In diese bohrenden und quälenden Gedanken versunken ging O'Donnell mechanisch durch das Krankenhaus, ohne auf seinen Weg zu achten. Jetzt kam er zu seinem Büro und trat ein.

Er blieb am Fenster stehen und sah auf den Vorplatz des Krankenhauses hinunter. Wie immer kamen und gingen dort Menschen. Er sah einen humpelnden Mann, eine Frau stützte ihn. Sie gingen vorbei und verschwanden. Ein Wagen fuhr vor, ein Mann sprang heraus und half einer Frau hinein. Eine Schwester erschien und reichte der Frau ein Baby. Die Türen wurden zugeschlagen, der Wagen fuhr an. Ein Junge an Krücken tauchte auf. Er bewegte sich schnell, schwang seinen Körper mit der Mühelosigkeit langer Übung. Ein alter Mann in einem langen Regenmantel hielt ihn an. Der Alte schien seinen Weg nicht zu wissen. Der Junge wies ihm die Richtung. Gemeinsam näherten sie sich dem Krankenhaus.

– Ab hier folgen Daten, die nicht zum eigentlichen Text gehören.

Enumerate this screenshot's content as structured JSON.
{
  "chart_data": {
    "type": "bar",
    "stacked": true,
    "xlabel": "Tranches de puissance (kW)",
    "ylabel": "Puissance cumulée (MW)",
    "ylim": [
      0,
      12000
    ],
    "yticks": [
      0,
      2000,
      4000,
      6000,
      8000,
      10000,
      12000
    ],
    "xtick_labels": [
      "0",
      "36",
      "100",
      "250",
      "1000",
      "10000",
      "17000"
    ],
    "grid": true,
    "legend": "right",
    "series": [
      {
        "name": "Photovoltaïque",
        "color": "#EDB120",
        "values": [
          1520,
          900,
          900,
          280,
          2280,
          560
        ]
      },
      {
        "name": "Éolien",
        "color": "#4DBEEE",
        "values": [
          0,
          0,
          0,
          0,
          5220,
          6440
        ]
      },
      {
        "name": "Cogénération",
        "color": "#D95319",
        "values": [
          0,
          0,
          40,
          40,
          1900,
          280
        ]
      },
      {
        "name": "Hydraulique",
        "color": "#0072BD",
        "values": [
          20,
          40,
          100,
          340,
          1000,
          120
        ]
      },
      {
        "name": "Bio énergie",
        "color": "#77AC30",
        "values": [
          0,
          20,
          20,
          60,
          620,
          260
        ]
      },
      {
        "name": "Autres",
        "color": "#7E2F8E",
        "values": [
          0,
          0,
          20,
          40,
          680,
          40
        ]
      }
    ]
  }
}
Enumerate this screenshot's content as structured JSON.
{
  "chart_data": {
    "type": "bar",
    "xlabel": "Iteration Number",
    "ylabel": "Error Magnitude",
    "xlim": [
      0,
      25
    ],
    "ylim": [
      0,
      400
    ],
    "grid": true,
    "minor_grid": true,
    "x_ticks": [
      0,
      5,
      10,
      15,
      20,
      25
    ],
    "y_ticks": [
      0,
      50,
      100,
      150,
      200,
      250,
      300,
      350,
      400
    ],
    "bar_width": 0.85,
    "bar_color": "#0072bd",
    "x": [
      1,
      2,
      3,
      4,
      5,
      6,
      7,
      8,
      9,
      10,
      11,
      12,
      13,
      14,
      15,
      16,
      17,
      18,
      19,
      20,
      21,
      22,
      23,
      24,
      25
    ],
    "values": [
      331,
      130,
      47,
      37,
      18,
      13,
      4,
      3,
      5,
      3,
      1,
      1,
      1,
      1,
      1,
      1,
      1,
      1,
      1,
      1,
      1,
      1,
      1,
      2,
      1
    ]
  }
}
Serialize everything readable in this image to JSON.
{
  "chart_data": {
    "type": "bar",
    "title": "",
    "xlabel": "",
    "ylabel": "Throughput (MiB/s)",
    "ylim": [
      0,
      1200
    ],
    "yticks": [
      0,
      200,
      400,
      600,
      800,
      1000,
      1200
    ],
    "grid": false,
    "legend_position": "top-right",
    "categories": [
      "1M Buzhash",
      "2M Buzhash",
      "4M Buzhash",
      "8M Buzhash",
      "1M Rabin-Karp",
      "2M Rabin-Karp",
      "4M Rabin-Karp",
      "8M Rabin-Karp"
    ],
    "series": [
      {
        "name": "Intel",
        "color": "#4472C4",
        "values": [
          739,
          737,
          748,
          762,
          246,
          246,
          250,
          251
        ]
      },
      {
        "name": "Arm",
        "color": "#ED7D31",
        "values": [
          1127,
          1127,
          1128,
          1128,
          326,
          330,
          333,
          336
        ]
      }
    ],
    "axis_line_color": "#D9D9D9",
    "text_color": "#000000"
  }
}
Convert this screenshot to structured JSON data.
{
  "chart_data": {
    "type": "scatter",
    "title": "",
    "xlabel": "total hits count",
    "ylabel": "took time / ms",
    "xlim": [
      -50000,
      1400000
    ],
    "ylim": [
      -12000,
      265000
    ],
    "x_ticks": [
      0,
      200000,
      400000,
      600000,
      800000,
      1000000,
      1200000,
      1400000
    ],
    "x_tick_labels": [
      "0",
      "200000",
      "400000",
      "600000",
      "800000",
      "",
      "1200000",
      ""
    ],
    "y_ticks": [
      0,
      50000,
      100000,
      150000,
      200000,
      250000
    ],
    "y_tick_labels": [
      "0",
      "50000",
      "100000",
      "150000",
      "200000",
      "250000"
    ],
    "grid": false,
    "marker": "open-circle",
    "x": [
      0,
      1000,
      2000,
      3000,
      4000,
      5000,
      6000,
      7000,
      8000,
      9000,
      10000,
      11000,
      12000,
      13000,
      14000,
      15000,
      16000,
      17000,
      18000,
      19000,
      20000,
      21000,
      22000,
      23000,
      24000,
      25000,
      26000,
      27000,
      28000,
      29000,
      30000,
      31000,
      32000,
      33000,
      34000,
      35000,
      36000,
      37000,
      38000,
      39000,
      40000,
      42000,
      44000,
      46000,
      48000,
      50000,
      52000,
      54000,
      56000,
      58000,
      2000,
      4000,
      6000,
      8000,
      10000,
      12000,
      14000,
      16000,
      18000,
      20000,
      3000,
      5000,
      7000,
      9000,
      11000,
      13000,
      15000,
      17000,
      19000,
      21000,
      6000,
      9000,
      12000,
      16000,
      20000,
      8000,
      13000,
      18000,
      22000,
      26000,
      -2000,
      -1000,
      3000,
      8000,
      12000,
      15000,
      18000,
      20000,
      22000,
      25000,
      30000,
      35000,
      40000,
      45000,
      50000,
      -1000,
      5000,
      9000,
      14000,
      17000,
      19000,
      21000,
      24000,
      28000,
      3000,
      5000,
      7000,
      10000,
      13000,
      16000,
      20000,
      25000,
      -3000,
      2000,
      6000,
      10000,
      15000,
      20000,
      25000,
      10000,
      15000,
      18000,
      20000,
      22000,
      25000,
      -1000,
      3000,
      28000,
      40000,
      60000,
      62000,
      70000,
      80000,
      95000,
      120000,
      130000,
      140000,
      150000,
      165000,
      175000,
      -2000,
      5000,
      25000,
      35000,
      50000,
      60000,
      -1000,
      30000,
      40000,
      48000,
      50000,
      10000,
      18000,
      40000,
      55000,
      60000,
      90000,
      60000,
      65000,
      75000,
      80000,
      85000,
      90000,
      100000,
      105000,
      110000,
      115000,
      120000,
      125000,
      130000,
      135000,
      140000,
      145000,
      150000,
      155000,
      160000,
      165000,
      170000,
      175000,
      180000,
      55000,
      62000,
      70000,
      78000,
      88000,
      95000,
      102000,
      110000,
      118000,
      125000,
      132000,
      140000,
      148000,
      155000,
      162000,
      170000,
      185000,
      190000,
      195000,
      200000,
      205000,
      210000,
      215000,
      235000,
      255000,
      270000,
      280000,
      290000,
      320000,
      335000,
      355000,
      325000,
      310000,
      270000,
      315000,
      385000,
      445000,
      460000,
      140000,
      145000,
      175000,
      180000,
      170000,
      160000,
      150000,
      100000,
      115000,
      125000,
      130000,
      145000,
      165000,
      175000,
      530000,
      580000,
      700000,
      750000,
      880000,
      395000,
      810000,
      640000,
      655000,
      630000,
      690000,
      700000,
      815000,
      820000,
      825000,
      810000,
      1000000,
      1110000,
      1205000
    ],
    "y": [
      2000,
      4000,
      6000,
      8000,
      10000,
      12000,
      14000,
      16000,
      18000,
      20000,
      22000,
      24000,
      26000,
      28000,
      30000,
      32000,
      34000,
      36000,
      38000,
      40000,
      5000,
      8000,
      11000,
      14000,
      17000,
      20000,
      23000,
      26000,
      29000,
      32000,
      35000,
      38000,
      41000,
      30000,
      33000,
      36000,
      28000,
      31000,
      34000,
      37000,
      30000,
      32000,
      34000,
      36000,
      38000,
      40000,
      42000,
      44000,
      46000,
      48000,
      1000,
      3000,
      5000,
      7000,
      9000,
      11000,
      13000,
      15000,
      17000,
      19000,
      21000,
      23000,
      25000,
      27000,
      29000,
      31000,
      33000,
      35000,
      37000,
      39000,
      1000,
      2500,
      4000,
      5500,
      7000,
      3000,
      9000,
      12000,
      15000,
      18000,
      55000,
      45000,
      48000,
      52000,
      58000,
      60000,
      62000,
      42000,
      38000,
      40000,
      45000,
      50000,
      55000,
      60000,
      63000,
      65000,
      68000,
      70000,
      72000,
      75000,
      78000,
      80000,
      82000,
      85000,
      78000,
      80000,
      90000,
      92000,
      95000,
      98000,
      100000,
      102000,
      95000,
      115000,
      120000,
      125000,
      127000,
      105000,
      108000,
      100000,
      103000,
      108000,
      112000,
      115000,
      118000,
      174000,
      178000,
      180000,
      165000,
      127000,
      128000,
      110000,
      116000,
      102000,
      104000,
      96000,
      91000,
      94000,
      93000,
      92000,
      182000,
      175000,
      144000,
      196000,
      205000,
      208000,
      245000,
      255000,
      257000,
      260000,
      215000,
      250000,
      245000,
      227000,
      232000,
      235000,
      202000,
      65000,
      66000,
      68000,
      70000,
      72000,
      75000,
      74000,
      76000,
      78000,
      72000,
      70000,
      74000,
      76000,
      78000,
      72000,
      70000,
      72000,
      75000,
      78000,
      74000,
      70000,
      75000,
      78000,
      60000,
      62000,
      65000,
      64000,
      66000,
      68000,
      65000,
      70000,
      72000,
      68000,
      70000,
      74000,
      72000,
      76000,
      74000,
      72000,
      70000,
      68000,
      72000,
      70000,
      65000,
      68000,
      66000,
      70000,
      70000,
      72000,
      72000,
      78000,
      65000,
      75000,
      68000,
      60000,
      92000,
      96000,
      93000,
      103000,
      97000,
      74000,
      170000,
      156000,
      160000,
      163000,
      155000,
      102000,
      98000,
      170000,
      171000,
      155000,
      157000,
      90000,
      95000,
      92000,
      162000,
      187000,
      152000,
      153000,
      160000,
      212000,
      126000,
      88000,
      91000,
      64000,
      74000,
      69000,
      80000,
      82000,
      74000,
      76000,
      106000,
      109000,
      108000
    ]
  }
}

O'Donnell dachte: sie kommen als Bittende zu uns, voller Vertrauen. Sind wir dessen wert? Entschuldigen unsere Erfolge unsere Fehler? Können wir im Lauf der Zeit durch unsere Hingabe unsere Irrtümer wiedergutmachen? Werden sie uns je vergeben?

Nüchtern zog er die Folgerung. Nach dem heutigen Tag mußte vieles geändert werden, Lücken geschlossen - nicht nur die schon entdeckten, sondern andere, die sie durch eifriges Suchen noch aufdecken mußten. Sie mußten nach den schwachen Stellen tasten, bei sich selbst und in der Organisation des Krankenhauses. Sie mußten selbstkritischer sein, sich häufiger selbst überprüfen. Der heutige Tag, dachte er, soll ein helleuchtendes Mahnmal, ein Kreuz des Leidens, ein Zeichen für den neuen Anfang sein.

Es gab so vieles zu tun; viel Arbeit lag vor ihnen. Sie würden in der Pathologie anfangen, der schwachen Stelle, an der die Heimsuchung begonnen hatte. Aber sie mußten auch woanders neu ordnen. Da waren noch andere Abteilungen, von denen er vermutete, daß sie es dringend brauchten. Es lag jetzt endgültig fest, daß die Arbeit an dem Neubau im Frühjahr beginnen sollte, und beide Programme mußten miteinander verbunden werden. O'Donnell begann zu planen, sein Verstand arbeitete schnell.

Das Telefon klingelte.

Die Zentrale meldete: »Dr. O'Donnell, ein Ferngespräch für Sie.«

Es war Denise. Ihre Stimme hatte den gleichen gedeckten, weichen Klang, der ihn von Anfang an bezaubert hatte. Nach der Begrüßung sagte sie: »Kent, mein Lieber, ich möchte, daß du dieses Wochenende nach New York kommst. Ich habe für Freitag abend ein paar Leute eingeladen und möchte dich ihnen vorführen.«

Er zögerte nur einen Augenblick, ehe er antwortete: »Es tut mir furchtbar leid, Denise, aber das wird mir nicht möglich sein.«

»Du mußt aber kommen.« Ihre Stimme war eindringlich. »Ich habe die Einladungen verschickt und kann unmöglich wieder absagen.«

»Ich fürchte, du verstehst mich nicht.« Er spürte selbst, daß er mühsam die richtigen Worte suchen mußte. »Wir haben eine Epidemie hier. Ich kann nicht eher fort, als bis die Gefahr abgewendet ist, und muß dann wenigstens erst noch ein paar andere Dinge ordnen.«

»Aber du hattest versprochen, daß du kommst, Lieber, sobald ich dich rufe.« Ihr Ton verriet eine Andeutung von Ungeduld. Er überraschte sich bei dem Wunsch, bei Denise zu sein. Er war überzeugt, daß er es ihr dann verständlich machen könnte. Aber konnte er es wirklich?